After eight years of tutoring in the city’s public schools, Cecelia Caruso became fed up watching students from Harlem’s District 5 and Fordham’s District 10 bringing photocopied worksheets to her sessions. Kids from well-off Queens districts 25 and 26 came in with textbooks, and they generally had better grades.
So last summer she created a new organization, Fighters for Equality in the Allocation of Textbooks. In January she started writing to high-ranking officials at the Board of Education and the City Comptroller’s office, citing a dozen schools citywide that didn’t have enough books.

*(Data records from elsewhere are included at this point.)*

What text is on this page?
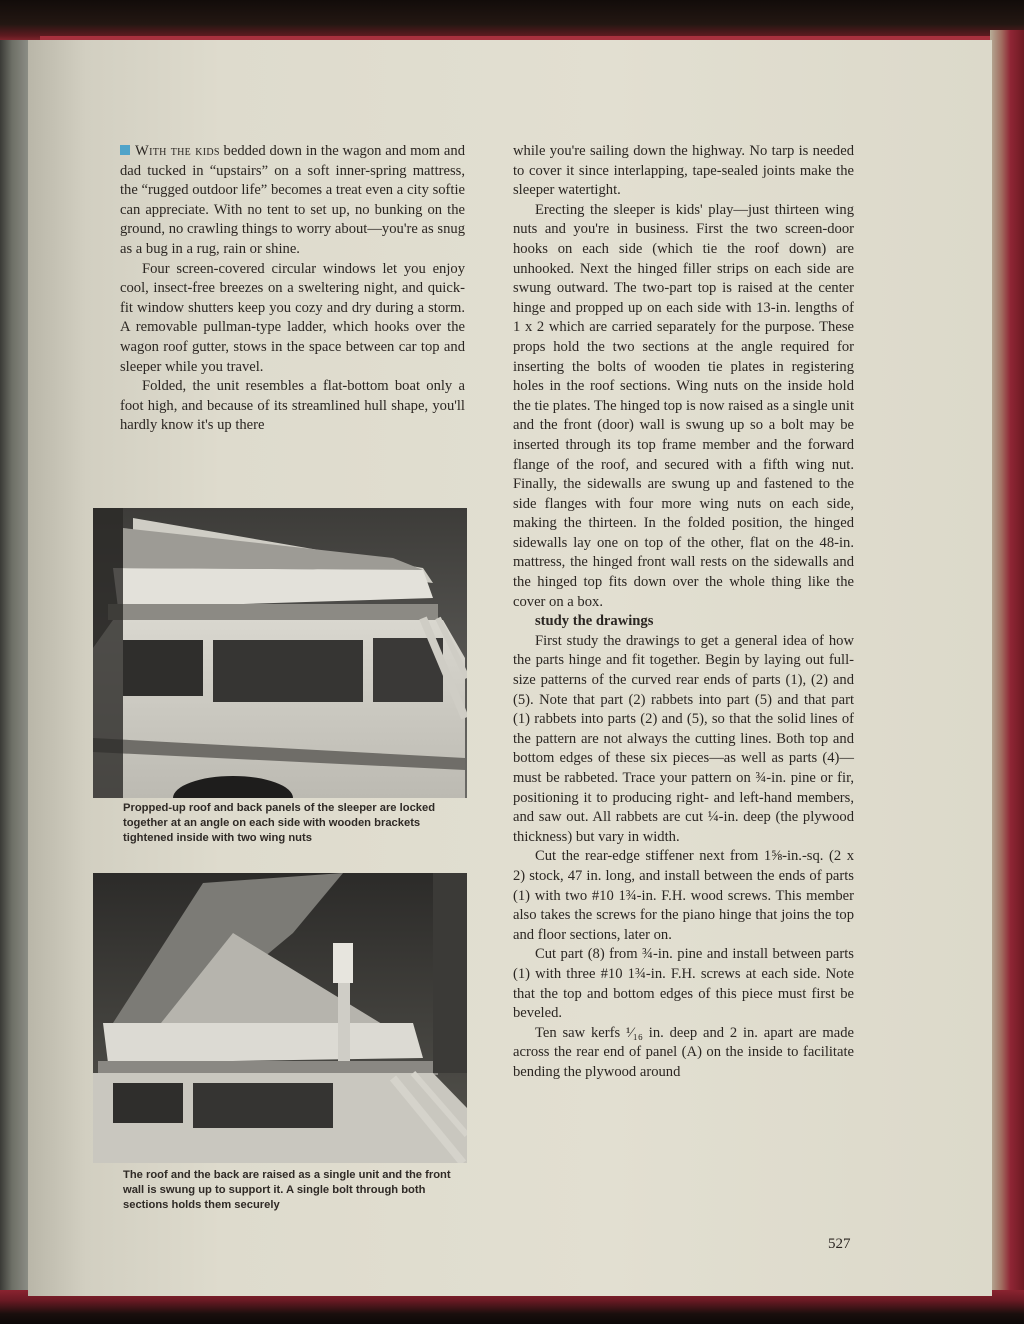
With the kids bedded down in the wagon and mom and dad tucked in “upstairs” on a soft inner-spring mattress, the “rugged outdoor life” becomes a treat even a city softie can appreciate. With no tent to set up, no bunking on the ground, no crawling things to worry about—you're as snug as a bug in a rug, rain or shine.

Four screen-covered circular windows let you enjoy cool, insect-free breezes on a sweltering night, and quick-fit window shutters keep you cozy and dry during a storm. A removable pullman-type ladder, which hooks over the wagon roof gutter, stows in the space between car top and sleeper while you travel.

Folded, the unit resembles a flat-bottom boat only a foot high, and because of its streamlined hull shape, you'll hardly know it's up there

Propped-up roof and back panels of the sleeper are locked together at an angle on each side with wooden brackets tightened inside with two wing nuts
The roof and the back are raised as a single unit and the front wall is swung up to support it. A single bolt through both sections holds them securely

while you're sailing down the highway. No tarp is needed to cover it since interlapping, tape-sealed joints make the sleeper watertight.

Erecting the sleeper is kids' play—just thirteen wing nuts and you're in business. First the two screen-door hooks on each side (which tie the roof down) are unhooked. Next the hinged filler strips on each side are swung outward. The two-part top is raised at the center hinge and propped up on each side with 13-in. lengths of 1 x 2 which are carried separately for the purpose. These props hold the two sections at the angle required for inserting the bolts of wooden tie plates in registering holes in the roof sections. Wing nuts on the inside hold the tie plates. The hinged top is now raised as a single unit and the front (door) wall is swung up so a bolt may be inserted through its top frame member and the forward flange of the roof, and secured with a fifth wing nut. Finally, the sidewalls are swung up and fastened to the side flanges with four more wing nuts on each side, making the thirteen. In the folded position, the hinged sidewalls lay one on top of the other, flat on the 48-in. mattress, the hinged front wall rests on the sidewalls and the hinged top fits down over the whole thing like the cover on a box.

study the drawings

First study the drawings to get a general idea of how the parts hinge and fit together. Begin by laying out full-size patterns of the curved rear ends of parts (1), (2) and (5). Note that part (2) rabbets into part (5) and that part (1) rabbets into parts (2) and (5), so that the solid lines of the pattern are not always the cutting lines. Both top and bottom edges of these six pieces—as well as parts (4)—must be rabbeted. Trace your pattern on ¾-in. pine or fir, positioning it to producing right- and left-hand members, and saw out. All rabbets are cut ¼-in. deep (the plywood thickness) but vary in width.

Cut the rear-edge stiffener next from 1⅝-in.-sq. (2 x 2) stock, 47 in. long, and install between the ends of parts (1) with two #10 1¾-in. F.H. wood screws. This member also takes the screws for the piano hinge that joins the top and floor sections, later on.

Cut part (8) from ¾-in. pine and install between parts (1) with three #10 1¾-in. F.H. screws at each side. Note that the top and bottom edges of this piece must first be beveled.

Ten saw kerfs ¹⁄₁₆ in. deep and 2 in. apart are made across the rear end of panel (A) on the inside to facilitate bending the plywood around

527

Caruso’s crusade isn’t a new one. In 1996, the advocacy group Education Priorities Panel (EPP) found that one-third of the New York City school teachers surveyed felt that they didn’t have enough textbooks to teach effectively. That year, the Board of Education allocated only $40 per student for textbooks–of which $35 was state money.
In November 1996, Mayor Rudolph Giuliani announced an election-year education dividend–a one-time $70 million allocation for textbooks to add to $37.8 million from the state and $10 million from the City Council.
“At this point there should be no excuse for a school to not have textbooks,” says Noreen Connell, EPP executive director.
But advocates say the problem persists. Diane Lowman, a board member of the Bronx activists Mothers on the Move, says the $2.4 million budgeted to District 8 for textbooks last year has done little good–her 8-year-old son had no books to take home. She had her son transferred to District 7 because she felt helpless when his grades began to drop. “That money should have put textbooks in the hands of every student in the district,” Lowman says. “I tried to give him the one-on-one attention that he wasn’t getting at school, but when I had no reference for the material, how could I help him?”
In 1997, Lowman’s group tried to document the scope of the problem by surveying District 8 principals, only to be rebuffed. So they lobbied the City Comptroller’s office to investigate. According to office spokesperson David Neustadt, the comptroller will soon release an audit on how the Board of Education has spent textbook money in the Bronx.
When questioned on the topic, Steven Newman, the city’s first deputy comptroller, told City Limits to call Board of Education Deputy Chancellor Harry Spence and he would explain that “there was a textbook problem at one point, but it doesn’t exist anymore.” Spence did not return City Limits‘ calls.